Posted by LPL Risk Management on
The true cost of paying claims like those discussed above can cause costs to skyrocket in several ways. Because all insurance pays only up to a set limit, these amendments can serve to effectively reduce policy limits. If an insured’s policy limit is $1 million, and a $1.2 million claim is submitted , for which the insured is only 50% responsible, but the additional insured endorsement is primary, noncontributory, and includes a waiver of subrogation, the insured’s insurance company pays $1 million even though the insured only caused $600,000 of the claim. The insured will also have to pay the $200,000 in excess of the policy limit. In such an instance, naming the additional insured effectively reduced coverage to $600,000. In addition, the insured would have maxed out insurance coverage for the remainder of the policy year. It’s also important to keep in mind that some policies place the cost of defending a claim, including expensive attorney and expert witness fees, outside policy limits. While other policies may include the cost of defense, it makes sense that it would be more expensive to defend two parties rather than one; therefore, the cost of defending the additional insured further reduces the insured’s limits.

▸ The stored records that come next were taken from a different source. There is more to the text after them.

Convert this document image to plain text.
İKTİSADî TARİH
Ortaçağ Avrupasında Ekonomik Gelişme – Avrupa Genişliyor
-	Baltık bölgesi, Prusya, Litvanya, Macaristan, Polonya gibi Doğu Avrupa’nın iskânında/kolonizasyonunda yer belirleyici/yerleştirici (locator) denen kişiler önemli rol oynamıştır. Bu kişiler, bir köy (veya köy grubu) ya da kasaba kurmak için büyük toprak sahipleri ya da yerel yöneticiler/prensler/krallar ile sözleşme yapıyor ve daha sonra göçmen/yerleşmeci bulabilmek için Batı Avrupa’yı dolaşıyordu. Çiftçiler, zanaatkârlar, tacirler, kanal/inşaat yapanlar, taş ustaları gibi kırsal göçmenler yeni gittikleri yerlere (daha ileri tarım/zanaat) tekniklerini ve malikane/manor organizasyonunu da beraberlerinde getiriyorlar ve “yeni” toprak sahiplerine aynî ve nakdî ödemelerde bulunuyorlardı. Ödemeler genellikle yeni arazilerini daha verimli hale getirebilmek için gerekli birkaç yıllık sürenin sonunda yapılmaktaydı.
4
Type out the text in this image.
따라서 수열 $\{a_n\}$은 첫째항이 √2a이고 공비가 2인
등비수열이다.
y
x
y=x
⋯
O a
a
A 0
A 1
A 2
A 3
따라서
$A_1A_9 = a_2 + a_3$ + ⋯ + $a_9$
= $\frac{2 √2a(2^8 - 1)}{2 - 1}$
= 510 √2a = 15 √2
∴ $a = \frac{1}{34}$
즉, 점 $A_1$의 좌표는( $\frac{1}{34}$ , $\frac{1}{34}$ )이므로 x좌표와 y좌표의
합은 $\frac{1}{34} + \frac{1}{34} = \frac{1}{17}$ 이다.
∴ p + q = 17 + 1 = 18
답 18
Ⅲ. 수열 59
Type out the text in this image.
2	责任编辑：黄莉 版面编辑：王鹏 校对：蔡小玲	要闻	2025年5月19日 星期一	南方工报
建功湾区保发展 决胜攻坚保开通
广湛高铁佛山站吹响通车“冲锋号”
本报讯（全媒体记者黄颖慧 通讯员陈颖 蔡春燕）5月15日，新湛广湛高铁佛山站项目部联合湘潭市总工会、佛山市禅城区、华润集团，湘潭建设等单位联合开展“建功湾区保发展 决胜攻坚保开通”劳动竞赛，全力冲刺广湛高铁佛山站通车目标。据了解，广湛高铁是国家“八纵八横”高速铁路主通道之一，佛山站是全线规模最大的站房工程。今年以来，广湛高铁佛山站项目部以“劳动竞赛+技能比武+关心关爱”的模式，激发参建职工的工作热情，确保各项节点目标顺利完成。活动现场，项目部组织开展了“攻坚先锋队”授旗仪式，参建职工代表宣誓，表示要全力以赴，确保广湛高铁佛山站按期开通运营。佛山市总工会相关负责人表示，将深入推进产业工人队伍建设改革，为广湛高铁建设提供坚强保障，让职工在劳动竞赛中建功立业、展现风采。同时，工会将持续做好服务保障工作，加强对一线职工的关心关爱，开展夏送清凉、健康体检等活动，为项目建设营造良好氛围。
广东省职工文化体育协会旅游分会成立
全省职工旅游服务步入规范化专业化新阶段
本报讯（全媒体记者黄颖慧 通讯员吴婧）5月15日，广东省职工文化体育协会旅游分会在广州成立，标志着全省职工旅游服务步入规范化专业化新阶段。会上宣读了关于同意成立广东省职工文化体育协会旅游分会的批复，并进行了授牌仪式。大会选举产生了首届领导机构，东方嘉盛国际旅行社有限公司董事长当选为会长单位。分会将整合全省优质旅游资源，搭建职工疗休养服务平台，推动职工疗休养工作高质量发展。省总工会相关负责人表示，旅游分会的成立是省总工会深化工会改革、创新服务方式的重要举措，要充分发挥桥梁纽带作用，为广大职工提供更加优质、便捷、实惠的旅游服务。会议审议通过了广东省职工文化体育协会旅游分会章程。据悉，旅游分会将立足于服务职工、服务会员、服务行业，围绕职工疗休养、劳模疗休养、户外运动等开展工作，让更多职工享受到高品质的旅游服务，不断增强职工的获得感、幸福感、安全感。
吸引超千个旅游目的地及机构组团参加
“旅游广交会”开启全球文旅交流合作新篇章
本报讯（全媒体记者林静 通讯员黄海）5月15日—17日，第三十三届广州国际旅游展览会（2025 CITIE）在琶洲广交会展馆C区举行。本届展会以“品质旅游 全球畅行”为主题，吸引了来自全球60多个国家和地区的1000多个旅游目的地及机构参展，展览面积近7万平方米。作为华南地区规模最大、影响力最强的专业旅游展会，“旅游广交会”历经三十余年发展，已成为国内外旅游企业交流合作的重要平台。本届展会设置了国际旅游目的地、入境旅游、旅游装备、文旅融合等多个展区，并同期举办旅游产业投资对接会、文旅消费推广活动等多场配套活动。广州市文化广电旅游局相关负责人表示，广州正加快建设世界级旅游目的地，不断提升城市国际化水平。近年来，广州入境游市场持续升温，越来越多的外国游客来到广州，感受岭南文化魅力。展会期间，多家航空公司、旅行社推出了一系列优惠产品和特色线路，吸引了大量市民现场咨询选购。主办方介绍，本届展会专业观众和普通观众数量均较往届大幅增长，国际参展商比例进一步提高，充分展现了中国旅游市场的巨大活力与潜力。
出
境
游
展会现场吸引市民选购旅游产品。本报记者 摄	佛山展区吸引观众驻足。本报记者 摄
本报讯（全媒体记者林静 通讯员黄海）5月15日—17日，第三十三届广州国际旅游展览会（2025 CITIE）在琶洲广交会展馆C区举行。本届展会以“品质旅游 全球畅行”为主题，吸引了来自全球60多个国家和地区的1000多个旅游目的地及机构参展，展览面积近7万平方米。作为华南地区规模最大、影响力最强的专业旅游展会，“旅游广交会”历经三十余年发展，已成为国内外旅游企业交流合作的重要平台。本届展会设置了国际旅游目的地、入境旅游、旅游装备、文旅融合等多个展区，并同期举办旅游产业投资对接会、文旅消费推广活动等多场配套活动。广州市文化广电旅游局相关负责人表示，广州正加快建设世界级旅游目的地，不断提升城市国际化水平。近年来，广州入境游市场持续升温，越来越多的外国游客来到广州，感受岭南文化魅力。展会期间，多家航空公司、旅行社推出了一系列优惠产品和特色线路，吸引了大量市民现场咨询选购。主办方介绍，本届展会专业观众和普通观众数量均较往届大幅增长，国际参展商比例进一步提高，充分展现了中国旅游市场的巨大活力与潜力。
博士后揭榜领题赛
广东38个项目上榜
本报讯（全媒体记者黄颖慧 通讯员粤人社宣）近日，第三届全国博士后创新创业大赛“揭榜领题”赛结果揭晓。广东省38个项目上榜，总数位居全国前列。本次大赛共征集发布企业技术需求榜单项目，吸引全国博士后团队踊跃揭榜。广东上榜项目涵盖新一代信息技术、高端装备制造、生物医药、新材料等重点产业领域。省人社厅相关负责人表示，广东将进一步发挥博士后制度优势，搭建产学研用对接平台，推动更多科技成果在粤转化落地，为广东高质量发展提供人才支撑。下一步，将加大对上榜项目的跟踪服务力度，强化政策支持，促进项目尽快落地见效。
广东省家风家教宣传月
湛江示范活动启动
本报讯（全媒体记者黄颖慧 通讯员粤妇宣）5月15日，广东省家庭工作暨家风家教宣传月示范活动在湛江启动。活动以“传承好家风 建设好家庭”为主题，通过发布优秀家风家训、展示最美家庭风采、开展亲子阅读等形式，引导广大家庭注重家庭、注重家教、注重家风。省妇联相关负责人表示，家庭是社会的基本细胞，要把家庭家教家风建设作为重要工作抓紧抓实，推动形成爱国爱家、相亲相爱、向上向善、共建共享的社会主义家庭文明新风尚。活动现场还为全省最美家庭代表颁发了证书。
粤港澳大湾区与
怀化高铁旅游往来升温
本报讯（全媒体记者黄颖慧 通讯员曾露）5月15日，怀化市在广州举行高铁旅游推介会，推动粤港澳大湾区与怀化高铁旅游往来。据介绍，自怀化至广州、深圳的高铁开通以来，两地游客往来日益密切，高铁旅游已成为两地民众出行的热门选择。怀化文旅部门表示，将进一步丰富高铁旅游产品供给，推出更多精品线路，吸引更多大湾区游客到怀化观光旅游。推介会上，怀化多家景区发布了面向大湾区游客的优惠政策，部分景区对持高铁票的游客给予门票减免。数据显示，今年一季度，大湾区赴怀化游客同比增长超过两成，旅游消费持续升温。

Additional insured endorsements can also impact the insured’s loss history, which plays a role in determining premium. “Loss history” refers to the losses paid on the policy. Losses paid for an additional insured are considered part of the client’s history, and a negative loss history can often cause premiums to rise. Even worse, a negative loss history has the potential to make it difficult for an insured to renew a policy or find needed, appropriate coverage from another carrier.